Expose resource based auto-tuner options #559

Sushisource · 2024-06-24T23:07:06Z

What was changed

Expose resource based auto-tuner

Why?

Adding in all SDKs

Checklist

Closes
How was this tested:
Added some tests, manual verification with omes / existing core tests
Any docs updates needed?
Will be after experimental phase

cretz · 2024-06-25T13:55:33Z

temporalio/bridge/Cargo.toml

+pyo3 = { version = "0.20", features = ["extension-module", "abi3-py38", "anyhow"] }
+pyo3-asyncio = { version = "0.20", features = ["tokio-runtime"] }
+pythonize = "0.20"


What was the impetus for this upgrade? Is it just for the enum? Not that I disagree, just want to understand. Also, why not upgrade to latest version? (I am assuming latest involves more refactoring?)

I wanted to get Duration conversion but that's only in latest, I kept what I could. There is no pyo3-asyncio that supports latest

Why update at all if you couldn't update enough to get the feature you wanted? (not that I disagree w/ an update for update's sake, just checking if there was something else in 0.20 you're leveraging)

cretz · 2024-06-25T13:58:03Z

temporalio/bridge/src/worker.rs

@@ -73,7 +105,7 @@ pub fn new_worker(
        config,
        client.retry_client.clone().into_inner(),
    )
-    .map_err(|err| PyValueError::new_err(format!("Failed creating worker: {}", err)))?;
+    .context("Failed creating worker")?;


Just to understand, can you confirm with these context changes what the error string looks like to Python users now? I just want to see exactly what the concatenation looks like since it's not explicit anymore.

Yeah, I'll double check what it looks like, but I doubt it's materially different

cretz · 2024-06-25T14:04:39Z

temporalio/bridge/src/worker.rs

+        if !all_are_same {
+            return Err(PyValueError::new_err(
+                "All resource-based slot suppliers must have the same ResourceBasedTunerOptions",
+            ));
+        }


Is this a temporary limitation?

No. It always needs to be this way, otherwise whatever slot type has lower targets could be completely starved out by the one with higher targets. Since you're targeting system resource use, it doesn't really make sense to have different targets within the process.

This makes sense, I just wanted to confirm before some of my other suggestions in this PR

cretz · 2024-06-25T14:05:46Z

temporalio/bridge/src/worker.rs

+    // Need pyo3 0.21+ for this to be std Duration
+    ramp_throttle_ms: u64,


Suggested change

// Need pyo3 0.21+ for this to be std Duration

ramp_throttle_ms: u64,

ramp_throttle_millis: u64,

We do this in plenty of other places, it's fine for the bridge (we usually use _millis suffix)

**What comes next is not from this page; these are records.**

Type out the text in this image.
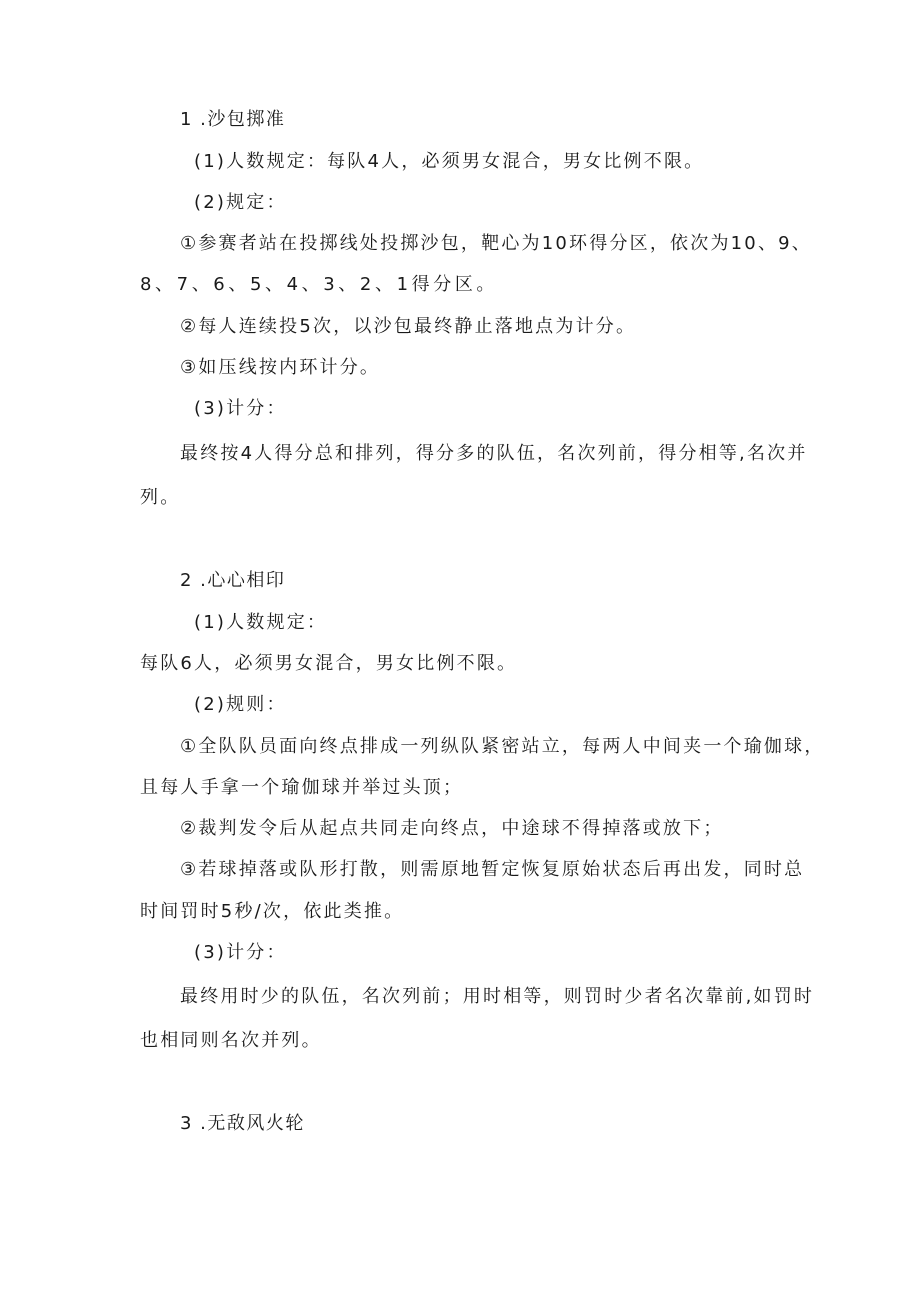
1 .沙包掷准
(1)人数规定：每队4人，必须男女混合，男女比例不限。
(2)规定：
①参赛者站在投掷线处投掷沙包，靶心为10环得分区，依次为10、9、
8、7、6、5、4、3、2、1得分区。
②每人连续投5次，以沙包最终静止落地点为计分。
③如压线按内环计分。
(3)计分：
最终按4人得分总和排列，得分多的队伍，名次列前，得分相等,名次并
列。
2 .心心相印
(1)人数规定：
每队6人，必须男女混合，男女比例不限。
(2)规则：
①全队队员面向终点排成一列纵队紧密站立，每两人中间夹一个瑜伽球，
且每人手拿一个瑜伽球并举过头顶；
②裁判发令后从起点共同走向终点，中途球不得掉落或放下；
③若球掉落或队形打散，则需原地暂定恢复原始状态后再出发，同时总
时间罚时5秒/次，依此类推。
(3)计分：
最终用时少的队伍，名次列前；用时相等，则罚时少者名次靠前,如罚时
也相同则名次并列。
3 .无敌风火轮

Sure, it'd be nicer if it just worked though

cretz · 2024-06-25T14:10:42Z

temporalio/worker/_tuning.py

+
+
+@dataclass(frozen=True)
+class ResourceBasedTunerOptions:


Suggested change

class ResourceBasedTunerOptions:

class ResourceBasedTunerConfig:

While we try to use kwargs as much as possible, I can understand the use case here, but I think we should suffix it with Config (we've done this in a few other places)

cretz · 2024-06-25T14:20:41Z

temporalio/worker/_tuning.py

+        raise NotImplementedError
+
+
+class ResourceBasedTuner(WorkerTuner):


I am not sure this should exist now that I think about it. I think this can be on worker tuner:

class WorkerTuner(ABC): @staticmethod def create_resource_based( *, target_memory_usage: float, target_cpu_usage: float, workflow_slot_config: Optional[ResourceBasedSlotConfig] = None, activity_slot_config: Optional[ResourceBasedSlotConfig] = None, local_activity_slot_config: Optional[ResourceBasedSlotConfig] = None, ) -> WorkerTuner: # Create composite tuner

I have no strong opinion on those trailing 3 kwarg names (e.g. can be workflow_config:)

K, I can go with that

cretz · 2024-06-25T14:25:43Z

temporalio/worker/_tuning.py

+        The resource based tuner is currently experimental.
+    """
+
+    slot_options: ResourceBasedSlotOptions


This technically doesn't need to be required, though I am ok that it is.

cretz · 2024-06-25T14:27:27Z

temporalio/worker/_tuning.py

+
+
+@dataclass(frozen=True)
+class CompositeTuner(WorkerTuner):


I am now thinking that this class doesn't need to be exposed either but instead can also be a static method on worker tuner that accepts these three kwargs and returns a worker tuner. There is no value from a user POV to expose a new type vs just a method to make a worker tuner from these three values.

(note, I will disagree with myself here when it comes to .NET)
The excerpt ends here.